Re: [PATCH v5 7/7] KVM: x86/mmu: explicitly check nx_hugepage in disallowed_hugepage_adjust()

From: Yan Zhao
Date: Sun Oct 09 2022 - 22:28:45 EST


On Fri, Sep 30, 2022 at 11:48:54PM +0000, Sean Christopherson wrote:
> From: Mingwei Zhang <mizhang@xxxxxxxxxx>
>
> Explicitly check if a NX huge page is disallowed when determining if a
> page fault needs to be forced to use a smaller sized page.
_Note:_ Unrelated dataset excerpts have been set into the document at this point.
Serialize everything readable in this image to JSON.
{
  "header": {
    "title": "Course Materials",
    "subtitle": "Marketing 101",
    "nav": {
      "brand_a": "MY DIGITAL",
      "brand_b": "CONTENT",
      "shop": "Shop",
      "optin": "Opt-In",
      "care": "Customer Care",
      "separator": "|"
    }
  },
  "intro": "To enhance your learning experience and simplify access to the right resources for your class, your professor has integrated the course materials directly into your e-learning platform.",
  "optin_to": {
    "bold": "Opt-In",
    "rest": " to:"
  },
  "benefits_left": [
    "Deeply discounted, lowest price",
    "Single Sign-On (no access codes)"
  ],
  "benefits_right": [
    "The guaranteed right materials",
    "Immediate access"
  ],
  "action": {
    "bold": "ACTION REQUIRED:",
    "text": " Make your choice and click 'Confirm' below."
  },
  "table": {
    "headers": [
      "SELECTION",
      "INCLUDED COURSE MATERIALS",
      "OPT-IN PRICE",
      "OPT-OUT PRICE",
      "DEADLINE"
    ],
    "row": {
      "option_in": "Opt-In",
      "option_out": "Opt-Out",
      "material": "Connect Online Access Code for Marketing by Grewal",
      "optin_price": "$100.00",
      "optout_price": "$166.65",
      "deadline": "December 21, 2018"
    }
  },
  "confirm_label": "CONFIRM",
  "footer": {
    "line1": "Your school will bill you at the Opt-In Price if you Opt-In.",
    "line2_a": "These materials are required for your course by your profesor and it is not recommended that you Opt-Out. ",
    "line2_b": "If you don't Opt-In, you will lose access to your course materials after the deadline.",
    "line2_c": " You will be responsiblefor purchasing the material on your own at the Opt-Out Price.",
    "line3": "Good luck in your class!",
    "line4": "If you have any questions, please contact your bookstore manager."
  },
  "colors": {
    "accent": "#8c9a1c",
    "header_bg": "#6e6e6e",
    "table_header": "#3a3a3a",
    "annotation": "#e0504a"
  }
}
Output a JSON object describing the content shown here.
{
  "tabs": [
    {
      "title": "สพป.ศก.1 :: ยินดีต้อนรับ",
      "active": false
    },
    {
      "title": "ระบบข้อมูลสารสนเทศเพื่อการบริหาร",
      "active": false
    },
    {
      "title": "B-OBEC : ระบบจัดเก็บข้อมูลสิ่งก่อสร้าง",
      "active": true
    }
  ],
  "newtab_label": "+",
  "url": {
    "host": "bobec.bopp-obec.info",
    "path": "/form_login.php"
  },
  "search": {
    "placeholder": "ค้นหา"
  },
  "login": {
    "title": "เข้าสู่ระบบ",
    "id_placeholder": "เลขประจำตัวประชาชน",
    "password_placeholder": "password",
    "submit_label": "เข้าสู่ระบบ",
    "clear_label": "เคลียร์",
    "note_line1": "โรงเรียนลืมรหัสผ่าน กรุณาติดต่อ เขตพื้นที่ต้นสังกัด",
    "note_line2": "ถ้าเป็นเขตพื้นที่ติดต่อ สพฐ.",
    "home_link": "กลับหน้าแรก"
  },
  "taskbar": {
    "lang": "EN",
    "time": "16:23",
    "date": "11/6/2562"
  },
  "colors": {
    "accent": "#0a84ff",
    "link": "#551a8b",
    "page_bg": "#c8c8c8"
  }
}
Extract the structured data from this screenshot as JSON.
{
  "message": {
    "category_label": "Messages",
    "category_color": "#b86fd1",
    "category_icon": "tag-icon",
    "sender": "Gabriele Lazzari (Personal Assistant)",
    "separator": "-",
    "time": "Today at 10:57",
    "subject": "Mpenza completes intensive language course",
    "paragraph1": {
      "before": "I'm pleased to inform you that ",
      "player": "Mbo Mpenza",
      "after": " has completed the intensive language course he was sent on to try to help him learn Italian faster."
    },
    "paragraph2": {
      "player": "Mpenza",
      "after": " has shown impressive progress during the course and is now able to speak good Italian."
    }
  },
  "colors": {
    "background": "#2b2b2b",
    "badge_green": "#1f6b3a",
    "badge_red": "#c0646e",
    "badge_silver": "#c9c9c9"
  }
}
KVM currently
> assumes that the NX huge page mitigation is the only scenario where KVM
> will force a shadow page instead of a huge page, and so unnecessarily
> keeps an existing shadow page instead of replacing it with a huge page.
>
> Any scenario that causes KVM to zap leaf SPTEs may result in having a SP
> that can be made huge without violating the NX huge page mitigation.
> E.g. prior to commit 5ba7c4c6d1c7 ("KVM: x86/MMU: Zap non-leaf SPTEs when
> disabling dirty logging"), KVM would keep shadow pages after disabling
> dirty logging due to a live migration being canceled, resulting in
> degraded performance due to running with 4kb pages instead of huge pages.
>
> Although the dirty logging case is "fixed", that fix is coincidental,
> i.e. is an implementation detail, and there are other scenarios where KVM
> will zap leaf SPTEs. E.g. zapping leaf SPTEs in response to a host page
> migration (mmu_notifier invalidation) to create a huge page would yield a
> similar result; KVM would see the shadow-present non-leaf SPTE and assume
> a huge page is disallowed.
>
> Fixes: b8e8c8303ff2 ("kvm: mmu: ITLB_MULTIHIT mitigation")
> Reviewed-by: Ben Gardon <bgardon@xxxxxxxxxx>
> Reviewed-by: David Matlack <dmatlack@xxxxxxxxxx>
> Signed-off-by: Mingwei Zhang <mizhang@xxxxxxxxxx>
> [sean: use spte_to_child_sp(), massage changelog]
> Signed-off-by: Sean Christopherson <seanjc@xxxxxxxxxx>
> ---
> arch/x86/kvm/mmu/mmu.c | 9 +++++++--
> 1 file changed, 7 insertions(+), 2 deletions(-)
>
> diff --git a/arch/x86/kvm/mmu/mmu.c b/arch/x86/kvm/mmu/mmu.c
> index 54005b7f1499..688beed3a41e 100644
> --- a/arch/x86/kvm/mmu/mmu.c
> +++ b/arch/x86/kvm/mmu/mmu.c
> @@ -3110,6 +3110,11 @@ void disallowed_hugepage_adjust(struct kvm_page_fault *fault, u64 spte, int cur_
> cur_level == fault->goal_level &&
> is_shadow_present_pte(spte) &&
> !is_large_pte(spte)) {
> + u64 page_mask;
> +
> + if (!spte_to_child_sp(spte)->nx_huge_page_disallowed)
> + return;
Merge this "if" with the upper level "if" ?

Thanks
Yan
> +
> /*
> * A small SPTE exists for this pfn, but FNAME(fetch)
> * and __direct_map would like to create a large PTE
> @@ -3117,8 +3122,8 @@ void disallowed_hugepage_adjust(struct kvm_page_fault *fault, u64 spte, int cur_
> * patching back for them into pfn the next 9 bits of
> * the address.
> */
> - u64 page_mask = KVM_PAGES_PER_HPAGE(cur_level) -
> - KVM_PAGES_PER_HPAGE(cur_level - 1);
> + page_mask = KVM_PAGES_PER_HPAGE(cur_level) -
> + KVM_PAGES_PER_HPAGE(cur_level - 1);
> fault->pfn |= fault->gfn & page_mask;
> fault->goal_level--;
> }
> --
> 2.38.0.rc1.362.ged0d419d3c-goog
>